New mall owner wants traffic, prefers retail tenants | Local News

“Basically, we need to have targeted traffic.”

In a nutshell, which is what the CEO of the corporation that has bought the Indiana Shopping mall wishes for a complicated in which more than 50 % its house is vacant.

“We are likely right after vendors,” Mike Kohan stated Tuesday. “Retailers are our initial precedence.”

It is not his only priority, however.

In accordance to Ten-X, the organization that conducted the auction received by Kohan Retail Investment decision Team of Wonderful Neck, N.Y., the shopping mall has 48.9 percent occupancy.

KRIG owns retail complexes all over the United States, which include 50 percent a dozen searching malls in Pennsylvania.

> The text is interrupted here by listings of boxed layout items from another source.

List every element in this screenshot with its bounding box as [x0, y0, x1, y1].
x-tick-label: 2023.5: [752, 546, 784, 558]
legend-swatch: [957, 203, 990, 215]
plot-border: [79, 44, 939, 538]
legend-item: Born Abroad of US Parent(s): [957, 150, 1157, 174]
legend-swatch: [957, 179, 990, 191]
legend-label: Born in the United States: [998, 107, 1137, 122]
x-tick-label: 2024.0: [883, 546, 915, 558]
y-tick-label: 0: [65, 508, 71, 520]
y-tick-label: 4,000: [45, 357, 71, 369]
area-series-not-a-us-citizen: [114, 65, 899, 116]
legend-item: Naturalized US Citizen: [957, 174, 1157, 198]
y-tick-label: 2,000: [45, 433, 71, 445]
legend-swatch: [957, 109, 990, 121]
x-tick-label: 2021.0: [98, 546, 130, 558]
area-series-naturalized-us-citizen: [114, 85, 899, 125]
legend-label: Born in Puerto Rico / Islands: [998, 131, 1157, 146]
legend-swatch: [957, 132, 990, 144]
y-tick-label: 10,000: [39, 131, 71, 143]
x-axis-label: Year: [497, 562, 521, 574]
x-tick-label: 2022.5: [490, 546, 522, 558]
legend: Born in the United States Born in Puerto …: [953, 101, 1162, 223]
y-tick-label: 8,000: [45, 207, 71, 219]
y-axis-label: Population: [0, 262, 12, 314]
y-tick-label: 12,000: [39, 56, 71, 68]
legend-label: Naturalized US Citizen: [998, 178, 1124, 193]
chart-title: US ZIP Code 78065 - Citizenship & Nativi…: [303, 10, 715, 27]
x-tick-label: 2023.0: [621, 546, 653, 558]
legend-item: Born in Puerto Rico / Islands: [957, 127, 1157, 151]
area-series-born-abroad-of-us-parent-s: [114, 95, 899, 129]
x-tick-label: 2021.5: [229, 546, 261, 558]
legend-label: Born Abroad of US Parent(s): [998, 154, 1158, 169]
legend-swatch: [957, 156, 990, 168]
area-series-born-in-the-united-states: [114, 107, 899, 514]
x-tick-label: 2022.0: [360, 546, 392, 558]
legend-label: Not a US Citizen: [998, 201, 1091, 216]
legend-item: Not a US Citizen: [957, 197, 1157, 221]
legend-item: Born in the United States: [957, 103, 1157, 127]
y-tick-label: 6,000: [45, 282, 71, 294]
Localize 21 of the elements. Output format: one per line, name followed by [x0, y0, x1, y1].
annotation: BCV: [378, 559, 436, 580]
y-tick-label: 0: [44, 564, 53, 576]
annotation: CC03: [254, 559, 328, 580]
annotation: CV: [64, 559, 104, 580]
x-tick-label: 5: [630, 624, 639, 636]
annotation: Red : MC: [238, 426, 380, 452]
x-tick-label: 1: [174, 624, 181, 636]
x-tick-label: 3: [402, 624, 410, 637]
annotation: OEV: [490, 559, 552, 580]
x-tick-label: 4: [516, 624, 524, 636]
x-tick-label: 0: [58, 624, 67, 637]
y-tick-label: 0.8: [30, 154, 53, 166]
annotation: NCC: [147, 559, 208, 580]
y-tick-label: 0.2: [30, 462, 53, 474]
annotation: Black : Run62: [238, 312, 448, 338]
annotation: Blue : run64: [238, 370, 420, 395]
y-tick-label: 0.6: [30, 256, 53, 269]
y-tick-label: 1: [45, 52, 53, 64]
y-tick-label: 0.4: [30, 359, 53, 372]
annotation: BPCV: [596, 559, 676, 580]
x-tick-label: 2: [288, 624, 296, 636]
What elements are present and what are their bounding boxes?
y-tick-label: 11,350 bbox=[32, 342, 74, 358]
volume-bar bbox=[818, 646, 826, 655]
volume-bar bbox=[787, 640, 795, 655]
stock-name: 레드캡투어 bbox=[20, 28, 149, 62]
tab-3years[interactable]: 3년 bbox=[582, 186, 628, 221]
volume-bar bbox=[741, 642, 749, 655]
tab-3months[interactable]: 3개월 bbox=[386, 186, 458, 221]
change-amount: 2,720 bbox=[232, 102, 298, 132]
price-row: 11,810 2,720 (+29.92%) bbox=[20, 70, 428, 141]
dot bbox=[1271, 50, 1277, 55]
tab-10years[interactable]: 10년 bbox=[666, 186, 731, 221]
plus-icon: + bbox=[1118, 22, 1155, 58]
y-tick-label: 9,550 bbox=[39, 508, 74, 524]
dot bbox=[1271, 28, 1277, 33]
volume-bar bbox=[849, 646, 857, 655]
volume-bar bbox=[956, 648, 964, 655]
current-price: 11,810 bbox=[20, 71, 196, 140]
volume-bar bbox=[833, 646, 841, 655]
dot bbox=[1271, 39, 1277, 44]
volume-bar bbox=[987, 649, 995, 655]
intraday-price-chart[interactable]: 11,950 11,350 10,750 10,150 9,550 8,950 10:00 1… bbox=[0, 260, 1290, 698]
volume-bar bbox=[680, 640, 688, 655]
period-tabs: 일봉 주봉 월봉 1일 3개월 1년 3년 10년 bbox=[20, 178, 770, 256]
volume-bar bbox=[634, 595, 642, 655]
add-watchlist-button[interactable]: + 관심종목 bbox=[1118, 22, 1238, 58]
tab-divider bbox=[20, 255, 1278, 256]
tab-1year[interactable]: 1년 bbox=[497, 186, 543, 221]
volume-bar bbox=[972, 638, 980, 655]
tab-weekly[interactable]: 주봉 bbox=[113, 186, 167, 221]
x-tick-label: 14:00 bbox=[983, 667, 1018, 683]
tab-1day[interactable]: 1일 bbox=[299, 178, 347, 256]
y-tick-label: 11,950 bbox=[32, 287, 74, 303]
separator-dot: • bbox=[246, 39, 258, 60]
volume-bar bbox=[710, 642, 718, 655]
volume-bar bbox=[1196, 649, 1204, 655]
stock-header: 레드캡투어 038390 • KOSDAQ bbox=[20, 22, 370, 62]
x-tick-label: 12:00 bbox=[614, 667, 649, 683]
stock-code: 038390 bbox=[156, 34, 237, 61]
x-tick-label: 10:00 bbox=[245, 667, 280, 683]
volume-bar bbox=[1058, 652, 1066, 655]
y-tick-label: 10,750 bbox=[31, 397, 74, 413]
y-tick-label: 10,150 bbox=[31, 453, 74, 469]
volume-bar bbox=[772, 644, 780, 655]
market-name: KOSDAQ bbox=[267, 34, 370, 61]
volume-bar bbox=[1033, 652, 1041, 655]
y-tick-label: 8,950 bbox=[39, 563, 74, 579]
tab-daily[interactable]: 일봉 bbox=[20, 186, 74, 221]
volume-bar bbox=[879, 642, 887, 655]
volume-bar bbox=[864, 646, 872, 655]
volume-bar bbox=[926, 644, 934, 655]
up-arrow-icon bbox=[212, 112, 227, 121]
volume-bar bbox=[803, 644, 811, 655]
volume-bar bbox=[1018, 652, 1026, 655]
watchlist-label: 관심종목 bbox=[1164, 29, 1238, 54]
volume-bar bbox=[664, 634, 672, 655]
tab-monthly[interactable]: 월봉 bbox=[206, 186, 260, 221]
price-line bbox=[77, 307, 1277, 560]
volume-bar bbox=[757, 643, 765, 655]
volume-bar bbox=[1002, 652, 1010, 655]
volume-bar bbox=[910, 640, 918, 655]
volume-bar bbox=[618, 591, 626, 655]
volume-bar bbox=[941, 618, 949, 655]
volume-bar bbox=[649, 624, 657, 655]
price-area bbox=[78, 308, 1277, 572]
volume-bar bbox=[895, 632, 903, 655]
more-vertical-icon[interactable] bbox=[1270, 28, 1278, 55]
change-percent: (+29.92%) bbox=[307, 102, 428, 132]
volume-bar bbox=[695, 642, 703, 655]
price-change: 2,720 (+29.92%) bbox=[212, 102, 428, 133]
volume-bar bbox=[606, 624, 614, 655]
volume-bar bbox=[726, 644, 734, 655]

The nearest one particular is Clearview Mall, 60 miles absent in suburban Butler. In the region KRIG also owns Washington Crown Heart, 90 miles absent in Washington County.

Kohan stated his organization shut two weeks ago on the practically $7 million acquire of the 43-year-outdated Indiana Mall, masking 455,690 square ft amid a 44.84-acre whole lot together Oakland Avenue in White Township.

He said he wishes “stuff that delivers traffic” to the shopping mall, a landmark amid the business district extending from downtown Indiana and the Indiana University of Pennsylvania campus to the Windy Ridge industrial park and interchange of Oakland Avenue (condition Route 286) with U.S. Route 422.

Existing mall occupants include J.C. Penney (the only surviving unique anchor shop), Harbor Freight (opened in 2018), Kohl’s (opened in 2019 in a lot of the previous Sears locale) and Motion picture Scoop Theaters.

Kohan said he’d look at phone facilities as nicely as medical tenants, but he actually wishes enjoyment venues — in addition to the MovieScoop Cinemas.

He would like “arcades and other amusement activities” at the shopping mall.

“I am delighted to be portion of the neighborhood,” Kohan reported. He needs the neighborhood “to give us strategies, to store in the shopping mall,” as he seeks “to make the mall a place for every person.”